By Barb Arland-Fye
DAVENPORT — Eighth-graders from St. Joseph Catholic School in DeWitt were amazed to see so many priests, deacons, two bishops and an abbot enter the sanctuary of Sacred Heart Cathedral for the Chrism Mass.
Bishop Martin Amos presided at the Mass, held March 22, and concelebrated by Abbot Marcel Rooney, OSB; Bishop William Franklin, bishop emeritus; and the deans, consultors, chancellor, judicial vicar and priests of the Davenport Diocese.
“We thought it was cool to see the priests here altogether at one time,” eighth-graders and confirmation candidates Emily Burke and Stephanie Schrader said following the Mass.
St. Joseph Principal Chris Meyer said it’s become a school tradition to bring eighth-graders to the annual Chrism Mass. In just a month, they’ll be confirmed with the Sacred Chrism, one of three oils Bishop Amos blesses and consecrates during the Chrism Mass.
These oils will be used across the Diocese of Davenport in the coming year: the Oil of the Sick for the healing of body, soul and spirit; the Oil of the Catechumens to give wisdom and strength to those preparing for baptism; and the Sacred Chrism which is used in the sacraments of initiation, for the ordination of priests and bishops, and the dedication of churches and altars.
St. Joseph eighth-grader Grant Henning said it was cool to see the Chrism Oil that he and other eighth-graders would be anointed with during their April 28 confirmation. He also thought it was cool to see his parish’s pastor, Father Paul Connolly, among the priests gathered to renew their promises of commitment to priestly service. The students weren’t alone in their appreciation for the Chrism Mass.
“What a great experience to see all of the parishes’ priests!” said Keith Porter, a member of Ss. Mary & Mathias Parish in Muscatine. “I was honored to have been asked to be a lector” at the Mass, he added.
“It’s an inclusive celebration of the diocese,” said Father Robert Lathrop, pastor of Church of All Saints Parish in Keokuk. He complimented the new Diocesan Ensemble, which “added another new dimension” to the celebration.
“One of the greatest things is the sense of community,” observed Deacon Bob McCoy. “We all come together and worship the same Lord.”
Bishop Amos referred to that sense of community in his homily during the Chrism Mass. “We are able to gather as a diocesan church — laity, religious, deacons and priests,” he said. “It is a time to spend with the priests of our diocese during our convocation, and lead them tonight in the renewal of their promises.”

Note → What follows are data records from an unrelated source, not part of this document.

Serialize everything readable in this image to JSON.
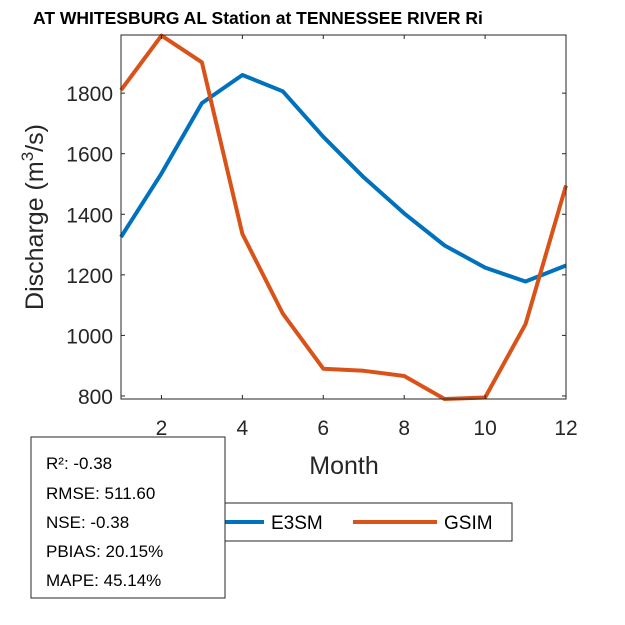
{
  "chart_data": {
    "type": "line",
    "title": "AT WHITESBURG AL  Station at  TENNESSEE RIVER  Ri",
    "xlabel": "Month",
    "ylabel_main": "Discharge (m",
    "ylabel_sup": "3",
    "ylabel_tail": "/s)",
    "xlim": [
      1,
      12
    ],
    "ylim": [
      790,
      1992
    ],
    "xticks": [
      2,
      4,
      6,
      8,
      10,
      12
    ],
    "yticks": [
      800,
      1000,
      1200,
      1400,
      1600,
      1800
    ],
    "x": [
      1,
      2,
      3,
      4,
      5,
      6,
      7,
      8,
      9,
      10,
      11,
      12
    ],
    "series": [
      {
        "name": "E3SM",
        "color": "#0072BD",
        "values": [
          1325,
          1535,
          1767,
          1860,
          1806,
          1656,
          1522,
          1403,
          1297,
          1224,
          1178,
          1231
        ]
      },
      {
        "name": "GSIM",
        "color": "#D95319",
        "values": [
          1810,
          1990,
          1902,
          1335,
          1072,
          890,
          883,
          866,
          790,
          795,
          1037,
          1495
        ]
      }
    ],
    "legend_position": "bottom-center",
    "grid": false,
    "stats": [
      "R²: -0.38",
      "RMSE: 511.60",
      "NSE: -0.38",
      "PBIAS: 20.15%",
      "MAPE: 45.14%"
    ]
  }
}
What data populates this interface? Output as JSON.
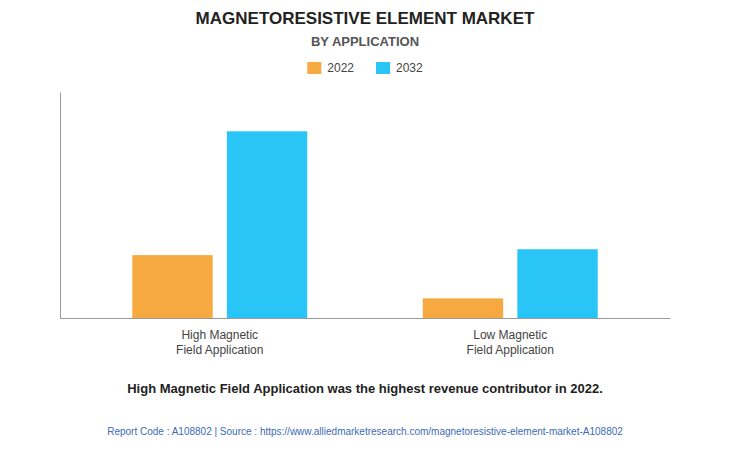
{
  "chart_data": {
    "type": "bar",
    "title": "MAGNETORESISTIVE ELEMENT MARKET",
    "subtitle": "BY APPLICATION",
    "annotations": [
      "High Magnetic Field Application was the highest revenue contributor in 2022.",
      "Report Code : A108802  |  Source : https://www.alliedmarketresearch.com/magnetoresistive-element-market-A108802"
    ],
    "categories": [
      "High Magnetic\nField Application",
      "Low Magnetic\nField Application"
    ],
    "series": [
      {
        "name": "2022",
        "color": "#F5A940",
        "values": [
          3.2,
          1.0
        ]
      },
      {
        "name": "2032",
        "color": "#29C5F6",
        "values": [
          9.5,
          3.5
        ]
      }
    ],
    "ylim": [
      0,
      11.5
    ],
    "yticks": [],
    "grid": false,
    "legend": "top",
    "tick_labels": "x"
  }
}
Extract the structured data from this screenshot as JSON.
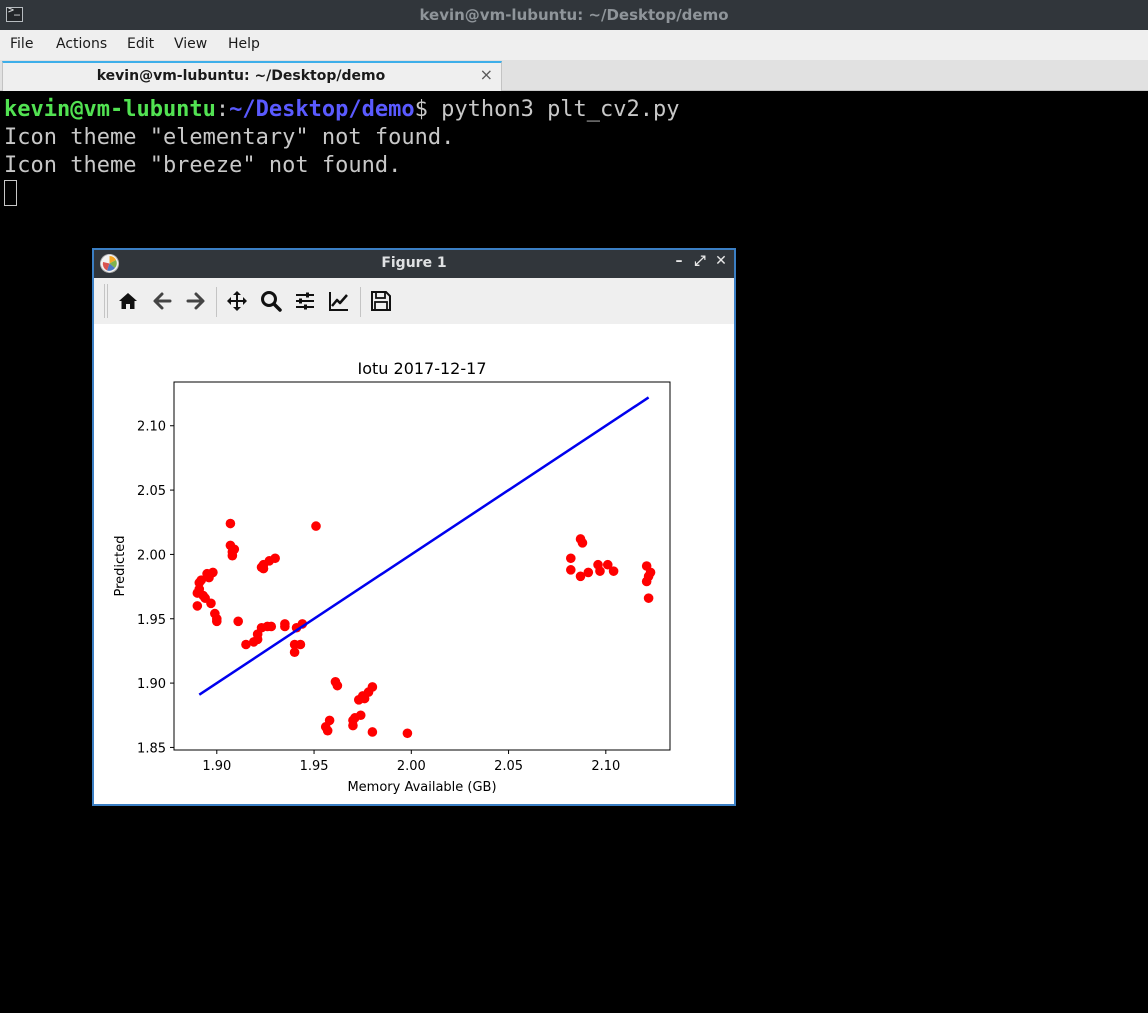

With the blessing of the oils, “we remember those who will be ministered to with these oils: the sick and the dying; those being baptized and confirmed; the priests we will ordain. All these are here with us now, in the mysterious communion of saints that we share in. We hold them in our prayers and in our hearts as we bless and consecrate these oils.”
He reminded the congregation, gathered from throughout the diocese, that “as we celebrate this Chrism Mass, we remember: through the ministry of the bishop, whom the rite calls the high priest of his flock, we are connected to the rest of the church.” The connection “goes across time because of the unbroken chain of apostolic succession back to Jesus, and across space because of the bond of communion that joins us to the Bishop of Rome and the College of Bishops around the world,” Bishop Amos said.
“That connection is given tangible, sacramental shape in these oils, blessed and consecrated here and sent from here to every corner of our diocese. So that when the sick are anointed, when catechumens are exorcised and infants prepared for baptism, when those in the RCIA are confirmed, it is not only the priest who is there, but Christ is also there with you always. And so is the whole church — the body of Christ — that cannot be shackled by time and space. Christ, the faithful witness, promised to abide with us. These oils remind us that Christ’s promise is fulfilled in our hearing.”
Father Paul Appel, pastor of St. James Parish in Washington, appreciated Bishop Amos’ message. “He gave us good points to think about what our priestly ministry means.”
In a poignant moment after Mass, in the church breezeway, Bishop Amos blessed Tim and Sandy Welsh of Lovilia and their 2-year-old granddaughter, Bridget McIntyre. In turn, the bishop asked Bridget if she would like to bless him. The child was bashful, so Sandy Welsh said she would give the bishop a blessing, and she did as she held her granddaughter in her arms.